Since GRCh37, the reference has included alt loci, and those alt loci have come with GRC-created alignments back to the primary assembly. Those alignments are available in two formats, as described in ftp://ftp.ncbi.nih.gov/genbank/genomes/Eukaryotes/vertebrates_mammals/Homo_sapiens/GRCh38.p2/README_ASSEMBLIES:

8. alignments/{scaffold accession.version}_{chromosome accession.version}.asn
Files providing alignments of the alternate loci or patch scaffolds to the corresponding primary assembly chromosome, in ASN.1 format. These alignments indicate how the alternate loci and patch scaffold sequences differ from the chromosomes of the primary assembly. [Note: some older files do not have versions in the file names.]

9. alignments/{{scaffold accession.version}_{chromosome accession.version}.gff Files providing alignments of the alternate loci or patch scaffolds to the corresponding primary assembly chromosome, in CIGAR format embedded within a GFF format file.

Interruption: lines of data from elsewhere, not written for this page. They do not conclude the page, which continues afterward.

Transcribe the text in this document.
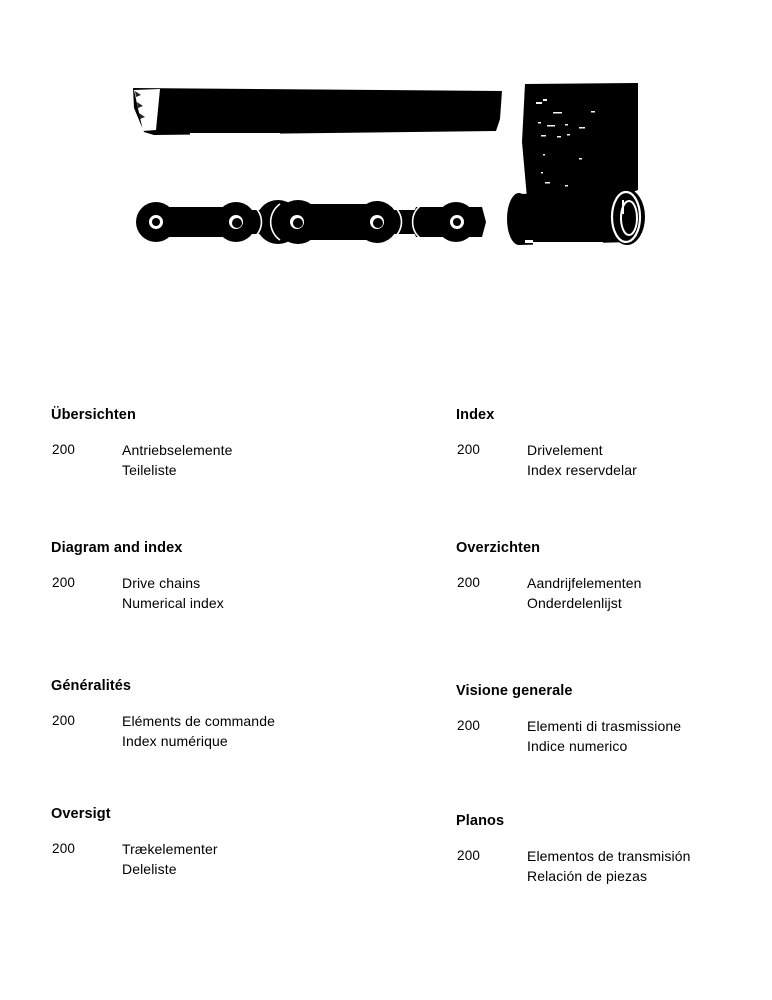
Übersichten
200	Antriebselemente
Teileliste
Diagram and index
200	Drive chains
Numerical index
Généralités
200	Eléments de commande
Index numérique
Oversigt
200	Trækelementer
Deleliste
Index
200	Drivelement
Index reservdelar
Overzichten
200	Aandrijfelementen
Onderdelenlijst
Visione generale
200	Elementi di trasmissione
Indice numerico
Planos
200	Elementos de transmisión
Relación de piezas
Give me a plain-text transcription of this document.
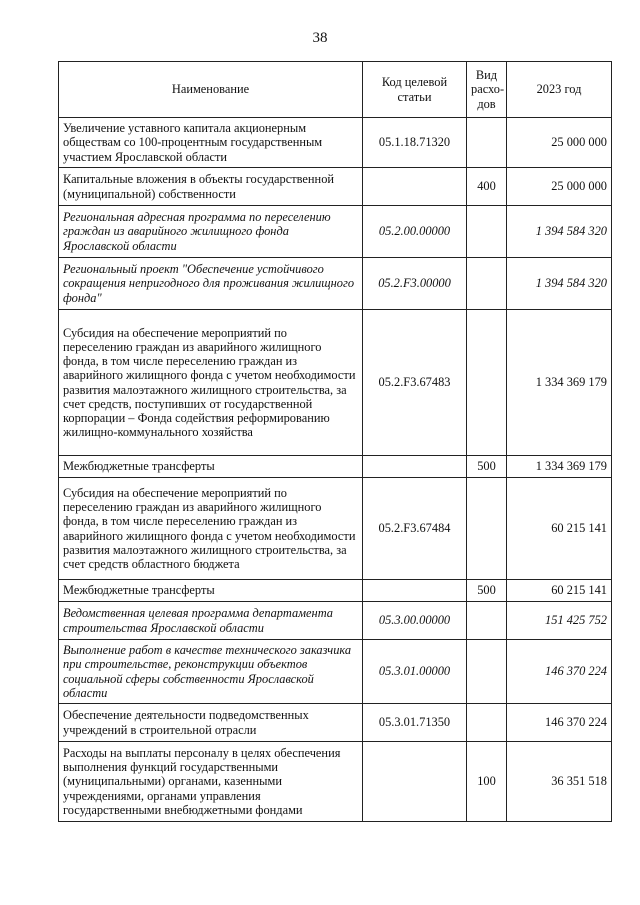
38
Наименование	Код целевой статьи	Вид расхо-дов	2023 год
Увеличение уставного капитала акционерным обществам со 100-процентным государственным участием Ярославской области	05.1.18.71320		25 000 000
Капитальные вложения в объекты государственной (муниципальной) собственности		400	25 000 000
Региональная адресная программа по переселению граждан из аварийного жилищного фонда Ярославской области	05.2.00.00000		1 394 584 320
Региональный проект "Обеспечение устойчивого сокращения непригодного для проживания жилищного фонда"	05.2.F3.00000		1 394 584 320
Субсидия на обеспечение мероприятий по переселению граждан из аварийного жилищного фонда, в том числе переселению граждан из аварийного жилищного фонда с учетом необходимости развития малоэтажного жилищного строительства, за счет средств, поступивших от государственной корпорации – Фонда содействия реформированию жилищно-коммунального хозяйства	05.2.F3.67483		1 334 369 179
Межбюджетные трансферты		500	1 334 369 179
Субсидия на обеспечение мероприятий по переселению граждан из аварийного жилищного фонда, в том числе переселению граждан из аварийного жилищного фонда с учетом необходимости развития малоэтажного жилищного строительства, за счет средств областного бюджета	05.2.F3.67484		60 215 141
Межбюджетные трансферты		500	60 215 141
Ведомственная целевая программа департамента строительства Ярославской области	05.3.00.00000		151 425 752
Выполнение работ в качестве технического заказчика при строительстве, реконструкции объектов социальной сферы собственности Ярославской области	05.3.01.00000		146 370 224
Обеспечение деятельности подведомственных учреждений в строительной отрасли	05.3.01.71350		146 370 224
Расходы на выплаты персоналу в целях обеспечения выполнения функций государственными (муниципальными) органами, казенными учреждениями, органами управления государственными внебюджетными фондами		100	36 351 518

These alignments indicate how the alternate loci and patch scaffold sequences differ from the chromosomes of the primary assembly. [Note: some older files do not have versions in the file names.]

However, the documentation for the assembly does not appear to explain how these alignments are created. Is the GRC running some sort of alignment tool? Are the alignments produced by hand? If I wanted to replicate the alignments, what would I do?

I ask because I recently submitted a paper in which I used the alignments, and one of the reviewers wanted to know how I had gotten those alignments and how they were put together.